"Oh, isn't she dood, and don't you love her, papa?" she said, while Guy

replied: "Yes, it was certainly very kind in her, and generous. No other little

girl in town will have such a box as this."

He was very pale, and there was a strange look in his eyes, but his

voice was perfectly natural as he spoke, and one who knew nothing of his

former relations to Miss McDonald would never have suspected how his

whole soul was moved by this gift to his little daughter.

"You must write and thank her," he said to Julia, who, knowing that this

was proper, assented without a word, and when on the morning after

Christmas Miss McDonald opened with trembling hands the envelope bearing

the Cuylerville postmark, she felt a keen pang of disappointment in

finding only a few lines from Julia expressive of her own and little

Daisy's thanks for the beautiful Christmas box, "which made our little

girl so happy."

Not Julia, but Mrs. Guy, and that hurt Daisy more than anything else.

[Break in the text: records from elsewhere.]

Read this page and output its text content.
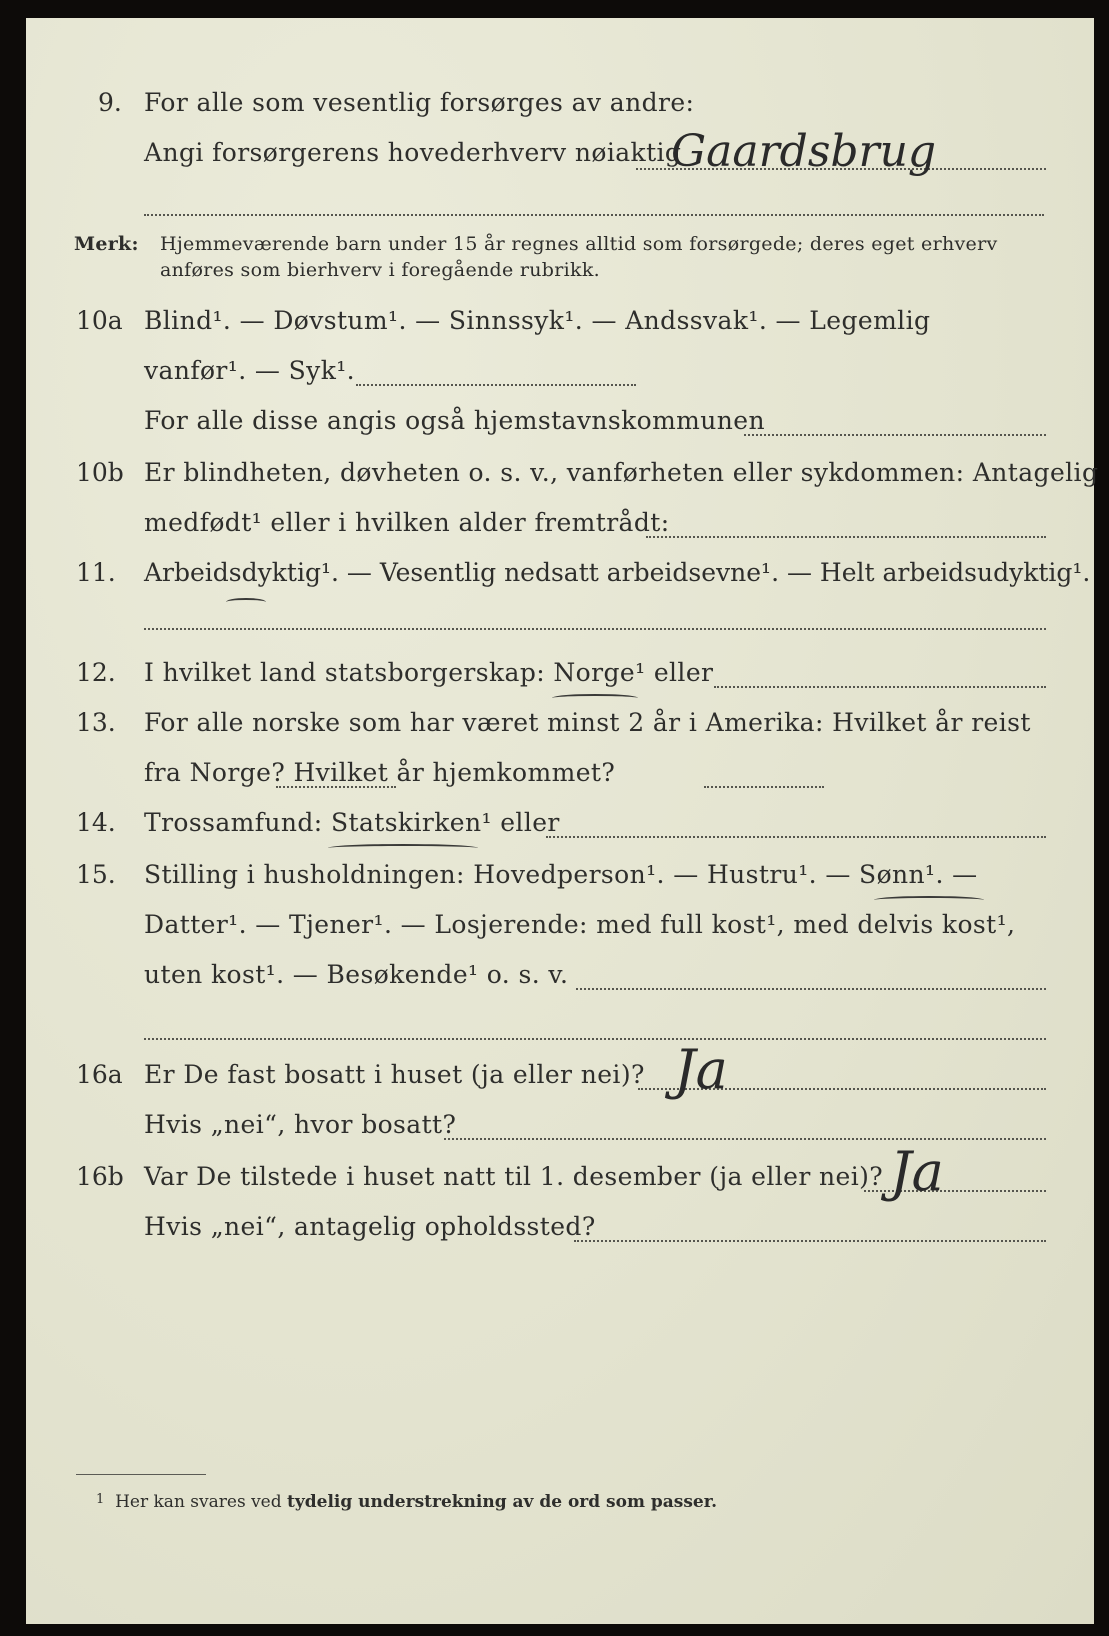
9. For alle som vesentlig forsørges av andre:
Angi forsørgerens hovederhverv nøiaktig
Gaardsbrug
Merk: Hjemmeværende barn under 15 år regnes alltid som forsørgede; deres eget erhverv
anføres som bierhverv i foregående rubrikk.
10a Blind¹. — Døvstum¹. — Sinnssyk¹. — Andssvak¹. — Legemlig
vanfør¹. — Syk¹.
For alle disse angis også hjemstavnskommunen
10b Er blindheten, døvheten o. s. v., vanførheten eller sykdommen: Antagelig
medfødt¹ eller i hvilken alder fremtrådt:
11. Arbeidsdyktig¹. — Vesentlig nedsatt arbeidsevne¹. — Helt arbeidsudyktig¹.
12. I hvilket land statsborgerskap: Norge¹ eller
13. For alle norske som har været minst 2 år i Amerika: Hvilket år reist
fra Norge? Hvilket år hjemkommet?
14. Trossamfund: Statskirken¹ eller
15. Stilling i husholdningen: Hovedperson¹. — Hustru¹. — Sønn¹. —
Datter¹. — Tjener¹. — Losjerende: med full kost¹, med delvis kost¹,
uten kost¹. — Besøkende¹ o. s. v.
16a Er De fast bosatt i huset (ja eller nei)? Ja
Hvis „nei“, hvor bosatt?
16b Var De tilstede i huset natt til 1. desember (ja eller nei)? Ja
Hvis „nei“, antagelig opholdssted?
$^1$ Her kan svares ved tydelig understrekning av de ord som passer.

"Mrs. Guy Thornton! Why need she thrust upon me the name I used to

bear?" she whispered, and her lip quivered a little, and the tears

sprang to her eyes as she remembered all that lay between the present

and the time when she had been Mrs. Guy Thornton.

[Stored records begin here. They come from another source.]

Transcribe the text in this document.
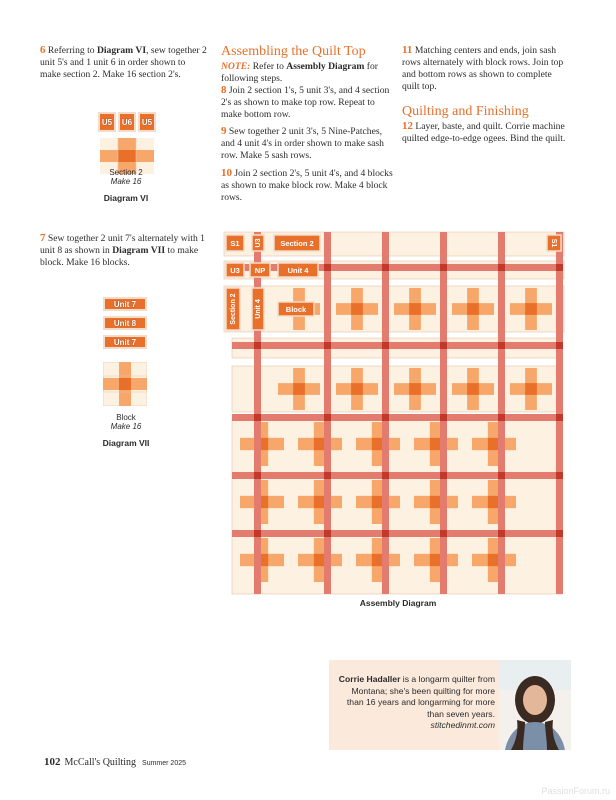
6 Referring to Diagram VI, sew together 2 unit 5's and 1 unit 6 in order shown to make section 2. Make 16 section 2's.
U5	U6	U5
Section 2
Make 16
Diagram VI
7 Sew together 2 unit 7's alternately with 1 unit 8 as shown in Diagram VII to make block. Make 16 blocks.
Unit 7
Unit 8
Unit 7
Block
Make 16
Diagram VII
Assembling the Quilt Top
NOTE: Refer to Assembly Diagram for following steps.
8 Join 2 section 1's, 5 unit 3's, and 4 section 2's as shown to make top row. Repeat to make bottom row.
9 Sew together 2 unit 3's, 5 Nine-Patches, and 4 unit 4's in order shown to make sash row. Make 5 sash rows.
10 Join 2 section 2's, 5 unit 4's, and 4 blocks as shown to make block row. Make 4 block rows.
11 Matching centers and ends, join sash rows alternately with block rows. Join top and bottom rows as shown to complete quilt top.
Quilting and Finishing
12 Layer, baste, and quilt. Corrie machine quilted edge-to-edge ogees. Bind the quilt.
S1 U3 Section 2	S1
U3 NP	Unit 4
Section 2	Unit 4	Block
Assembly Diagram
Corrie Hadaller is a longarm quilter from Montana; she's been quilting for more than 16 years and longarming for more than seven years.
stitchedinmt.com
102 McCall's Quilting Summer 2025
PassionForum.ru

She was Miss McDonald now, and Guy was another woman's husband, and with

a bitter pain in her heart, she put away Julia's letter, saying as she

did so, "And that's the end of that."

The box business had not resulted just as she hoped it would. She had

thought Guy would write himself, and by some word or allusion assure her

of his remembrance, but instead there had come to her a few perfectly

polite and well-expressed lines from Julia, who had the impertinence to

sign herself Mrs. Guy Thornton! It was rather hard and sorely

disappointing, and for many days Miss McDonald's face was very white and

sad, and both the old and young whom she visited as usual wondered what

had come over the beautiful lady to make her "so pale and sorry."